09-20-2017 05:55 AM
Hi I am trying to run a structured streaming on CDH 5.11.1 with Kafka 2.2.0-188.8.131.52.p0.68.
The streaming fails that there is no subscribe method with this definition:
Found out that this is due the change between 0.9 and 0.10 version.
My project contains a sbt pointing to a 0.10 artifacts,
libraryDependencies += "org.apache.spark" % "spark-streaming-kafka-0-10_2.11" % "2.2.0"
libraryDependencies += "org.apache.spark" % "spark-sql-kafka-0-10_2.11" % "2.2.0"
libraryDependencies += "org.apache.kafka" % "kafka-clients" % "0.10.2.1"
the CDH should use also Kafka 0.10. The spark-submit job has an explicit parameter:
spark-submit ... --packages org.apache.spark:spark-sql-kafka-0-10_2.11:2.2.0,org.apache.kafka:kafka-clients:0.10.2.1
so I dont understand where the 0.9 comes from, and why it expects the older API.

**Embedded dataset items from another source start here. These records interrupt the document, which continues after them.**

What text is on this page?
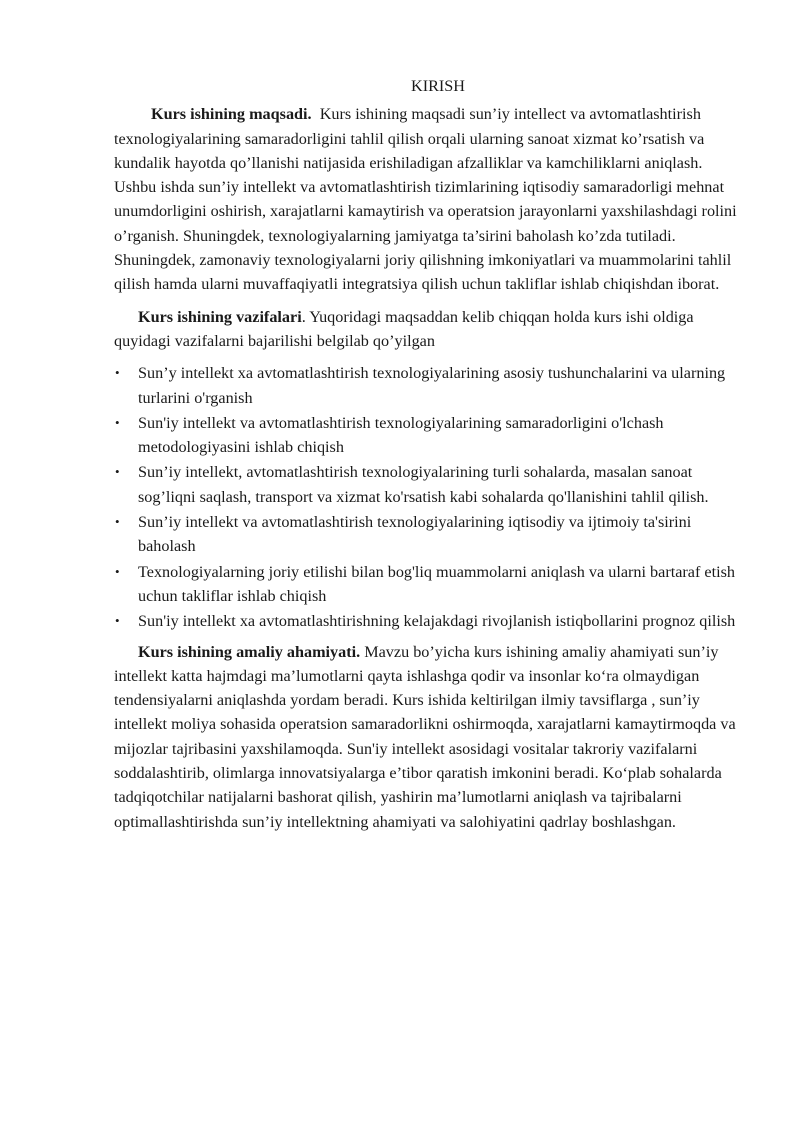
KIRISH

Kurs ishining maqsadi. Kurs ishining maqsadi sun’iy intellect va avtomatlashtirish texnologiyalarining samaradorligini tahlil qilish orqali ularning sanoat xizmat ko’rsatish va kundalik hayotda qo’llanishi natijasida erishiladigan afzalliklar va kamchiliklarni aniqlash. Ushbu ishda sun’iy intellekt va avtomatlashtirish tizimlarining iqtisodiy samaradorligi mehnat unumdorligini oshirish, xarajatlarni kamaytirish va operatsion jarayonlarni yaxshilashdagi rolini o’rganish. Shuningdek, texnologiyalarning jamiyatga ta’sirini baholash ko’zda tutiladi. Shuningdek, zamonaviy texnologiyalarni joriy qilishning imkoniyatlari va muammolarini tahlil qilish hamda ularni muvaffaqiyatli integratsiya qilish uchun takliflar ishlab chiqishdan iborat.

Kurs ishining vazifalari. Yuqoridagi maqsaddan kelib chiqqan holda kurs ishi oldiga quyidagi vazifalarni bajarilishi belgilab qo’yilgan

• Sun’y intellekt xa avtomatlashtirish texnologiyalarining asosiy tushunchalarini va ularning turlarini o'rganish
• Sun'iy intellekt va avtomatlashtirish texnologiyalarining samaradorligini o'lchash metodologiyasini ishlab chiqish
• Sun’iy intellekt, avtomatlashtirish texnologiyalarining turli sohalarda, masalan sanoat sog’liqni saqlash, transport va xizmat ko'rsatish kabi sohalarda qo'llanishini tahlil qilish.
• Sun’iy intellekt va avtomatlashtirish texnologiyalarining iqtisodiy va ijtimoiy ta'sirini baholash
• Texnologiyalarning joriy etilishi bilan bog'liq muammolarni aniqlash va ularni bartaraf etish uchun takliflar ishlab chiqish
• Sun'iy intellekt xa avtomatlashtirishning kelajakdagi rivojlanish istiqbollarini prognoz qilish

Kurs ishining amaliy ahamiyati. Mavzu bo’yicha kurs ishining amaliy ahamiyati sun’iy intellekt katta hajmdagi ma’lumotlarni qayta ishlashga qodir va insonlar ko‘ra olmaydigan tendensiyalarni aniqlashda yordam beradi. Kurs ishida keltirilgan ilmiy tavsiflarga , sun’iy intellekt moliya sohasida operatsion samaradorlikni oshirmoqda, xarajatlarni kamaytirmoqda va mijozlar tajribasini yaxshilamoqda. Sun'iy intellekt asosidagi vositalar takroriy vazifalarni soddalashtirib, olimlarga innovatsiyalarga e’tibor qaratish imkonini beradi. Ko‘plab sohalarda tadqiqotchilar natijalarni bashorat qilish, yashirin ma’lumotlarni aniqlash va tajribalarni optimallashtirishda sun’iy intellektning ahamiyati va salohiyatini qadrlay boshlashgan.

17/09/20 14:48:07 ERROR streaming.StreamExecution: Query [id = 60109f59-c6fc-4956-b559-16b41570e45a, runId = 8c86c4a5-f510-4269-a33e-fb19390cb054] terminated with error
11-25-2017 01:02 AM
Hi I had the same problem, but I've copied solution from another problem, where I was setting kerberized Kafka with Sentry. To run Spark programm with kerberized kafka you have to switch spark tu use Kafka 0.10. You can do this in 2 ways:
1. Before spark2-submit you have to export kafka version
$ export SPARK_KAFKA_VERSION=0.10
$ spark2-submit ...
2. Set default Kafka version in spark2 service configuration in Cloudera Manager
I've also run structured streaming ETL and had the same problem as you with version 0.9. After I've set export my programm started properly.